MaxCompute:Examples of using Tunnel SDK for Python

Last Updated:Dec 20, 2023

MaxCompute Tunnel is a tunnel service that you can use to upload data to or download data from MaxCompute. Tunnel SDK for Python is included in PyODPS. This topic provides examples to demonstrate how to upload data to and download data from MaxCompute by using Tunnel SDK for Python.

Usage notes

  • The following sections provide examples on how to upload data to and download data from MaxCompute by using the SDK for Python.

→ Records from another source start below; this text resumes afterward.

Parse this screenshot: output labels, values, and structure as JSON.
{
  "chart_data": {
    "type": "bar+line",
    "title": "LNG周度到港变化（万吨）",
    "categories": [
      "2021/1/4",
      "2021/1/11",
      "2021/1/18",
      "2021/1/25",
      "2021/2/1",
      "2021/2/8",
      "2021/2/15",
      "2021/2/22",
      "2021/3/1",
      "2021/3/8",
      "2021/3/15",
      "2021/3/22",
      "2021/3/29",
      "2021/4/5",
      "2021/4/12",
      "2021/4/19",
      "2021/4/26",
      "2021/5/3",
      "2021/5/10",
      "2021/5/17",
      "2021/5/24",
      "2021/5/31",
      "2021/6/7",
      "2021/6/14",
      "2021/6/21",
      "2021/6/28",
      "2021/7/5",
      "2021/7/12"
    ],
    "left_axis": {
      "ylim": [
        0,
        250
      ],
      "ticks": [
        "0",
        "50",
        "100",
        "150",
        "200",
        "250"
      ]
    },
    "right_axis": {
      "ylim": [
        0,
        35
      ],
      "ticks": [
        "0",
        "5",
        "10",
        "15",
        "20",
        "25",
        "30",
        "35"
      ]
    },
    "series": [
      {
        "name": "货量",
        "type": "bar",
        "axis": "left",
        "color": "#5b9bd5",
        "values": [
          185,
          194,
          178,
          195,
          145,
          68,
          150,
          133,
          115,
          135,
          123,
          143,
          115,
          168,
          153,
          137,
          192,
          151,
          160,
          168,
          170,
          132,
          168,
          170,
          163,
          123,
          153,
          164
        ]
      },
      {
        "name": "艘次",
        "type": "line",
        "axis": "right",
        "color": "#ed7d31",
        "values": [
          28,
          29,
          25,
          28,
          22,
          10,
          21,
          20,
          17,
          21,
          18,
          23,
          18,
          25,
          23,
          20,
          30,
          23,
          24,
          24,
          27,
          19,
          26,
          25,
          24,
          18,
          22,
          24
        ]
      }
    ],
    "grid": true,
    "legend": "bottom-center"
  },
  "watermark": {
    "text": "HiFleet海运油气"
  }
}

For more information about examples in other scenarios, see SDK for Python documentation.

  • In a Cython environment, PyODPS compiles C code during installation to accelerate the Tunnel-based data upload and download.

Example of data upload

import os
from odps import ODPS
from odps.tunnel import TableTunnel

# Set the environment variable ALIBABA_CLOUD_ACCESS_KEY_ID to the AccessKey ID of the Alibaba Cloud account. 
# Set the environment variable ALIBABA_CLOUD_ACCESS_KEY_SECRET to the AccessKey secret of the Alibaba Cloud account. 
# We recommend that you do not directly use your AccessKey ID or AccessKey secret.
o = ODPS(
    os.getenv('ALIBABA_CLOUD_ACCESS_KEY_ID'),
    os.getenv('ALIBABA_CLOUD_ACCESS_KEY_SECRET'),
    project='your-default-project',
    endpoint='your-end-point',
)

table = o.get_table('my_table')

tunnel = TableTunnel(o)
upload_session = tunnel.create_upload_session(table.name, partition_spec='pt=test')

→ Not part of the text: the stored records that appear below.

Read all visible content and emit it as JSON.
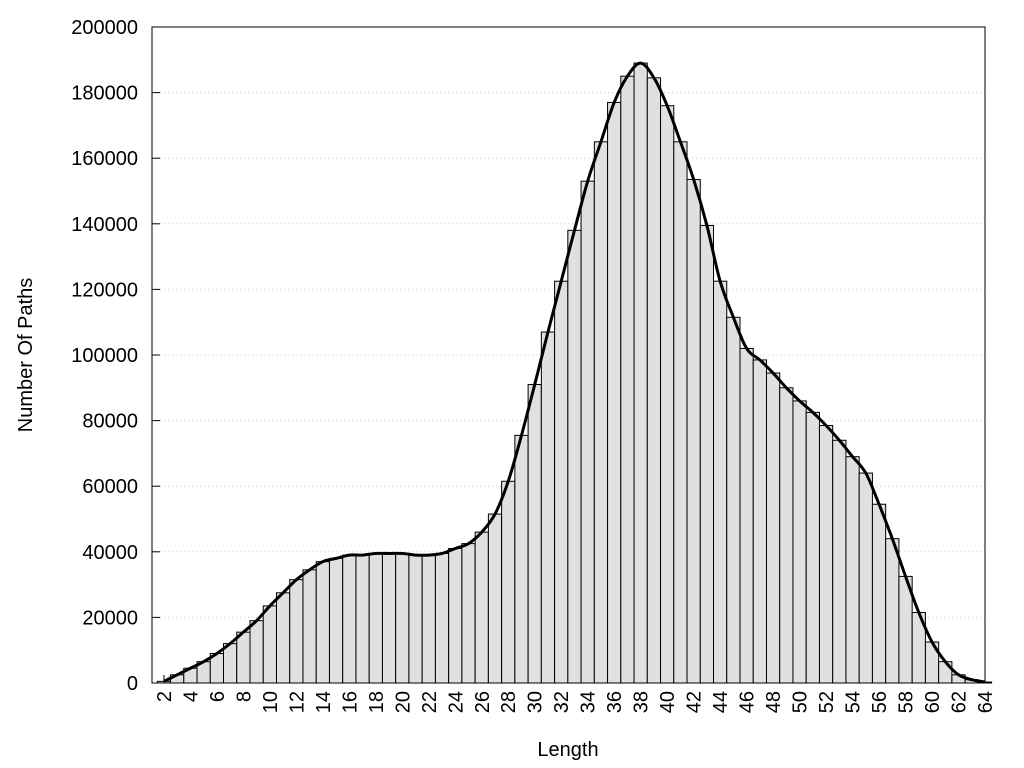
{
  "chart_data": {
    "type": "bar",
    "xlabel": "Length",
    "ylabel": "Number Of Paths",
    "x": [
      2,
      3,
      4,
      5,
      6,
      7,
      8,
      9,
      10,
      11,
      12,
      13,
      14,
      15,
      16,
      17,
      18,
      19,
      20,
      21,
      22,
      23,
      24,
      25,
      26,
      27,
      28,
      29,
      30,
      31,
      32,
      33,
      34,
      35,
      36,
      37,
      38,
      39,
      40,
      41,
      42,
      43,
      44,
      45,
      46,
      47,
      48,
      49,
      50,
      51,
      52,
      53,
      54,
      55,
      56,
      57,
      58,
      59,
      60,
      61,
      62,
      63,
      64
    ],
    "values": [
      500,
      2500,
      4500,
      6500,
      9000,
      12000,
      15500,
      19000,
      23500,
      27500,
      31500,
      34500,
      37000,
      38000,
      39000,
      39000,
      39500,
      39500,
      39500,
      39000,
      39000,
      39500,
      41000,
      42500,
      46000,
      51500,
      61500,
      75500,
      91000,
      107000,
      122500,
      138000,
      153000,
      165000,
      177000,
      185000,
      189000,
      184500,
      176000,
      165000,
      153500,
      139500,
      122500,
      111500,
      102000,
      98500,
      94500,
      90000,
      86000,
      82500,
      78500,
      74000,
      69000,
      64000,
      54500,
      44000,
      32500,
      21500,
      12500,
      6500,
      2500,
      1000,
      300
    ],
    "color": "#e0e0e0",
    "line_color": "#000000",
    "xlim": [
      1.1,
      64
    ],
    "xticks": [
      2,
      4,
      6,
      8,
      10,
      12,
      14,
      16,
      18,
      20,
      22,
      24,
      26,
      28,
      30,
      32,
      34,
      36,
      38,
      40,
      42,
      44,
      46,
      48,
      50,
      52,
      54,
      56,
      58,
      60,
      62,
      64
    ],
    "ylim": [
      0,
      200000
    ],
    "yticks": [
      0,
      20000,
      40000,
      60000,
      80000,
      100000,
      120000,
      140000,
      160000,
      180000,
      200000
    ],
    "grid": true
  }
}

with upload_session.open_record_writer(0) as writer:
    record = table.new_record()
    record[0] = 'test1'
    record[1] = 'id1'
    writer.write(record)

    record = table.new_record(['test2', 'id2'])
    writer.write(record)

# You must execute the following statement outside the WITH code block. If you execute the following statement before data is written, an error is reported.
upload_session.commit([0])

Example of data download

from odps.tunnel import TableTunnel

tunnel = TableTunnel(odps)
download_session = tunnel.create_download_session('my_table', partition_spec='pt=test')

with download_session.open_record_reader(0, download_session.count) as reader:
     for record in reader:
         # Process each record.

with download_session.open_arrow_reader(0, download_session.count) as reader:
     for batch in reader:
         # Process each Arrow RecordBatch.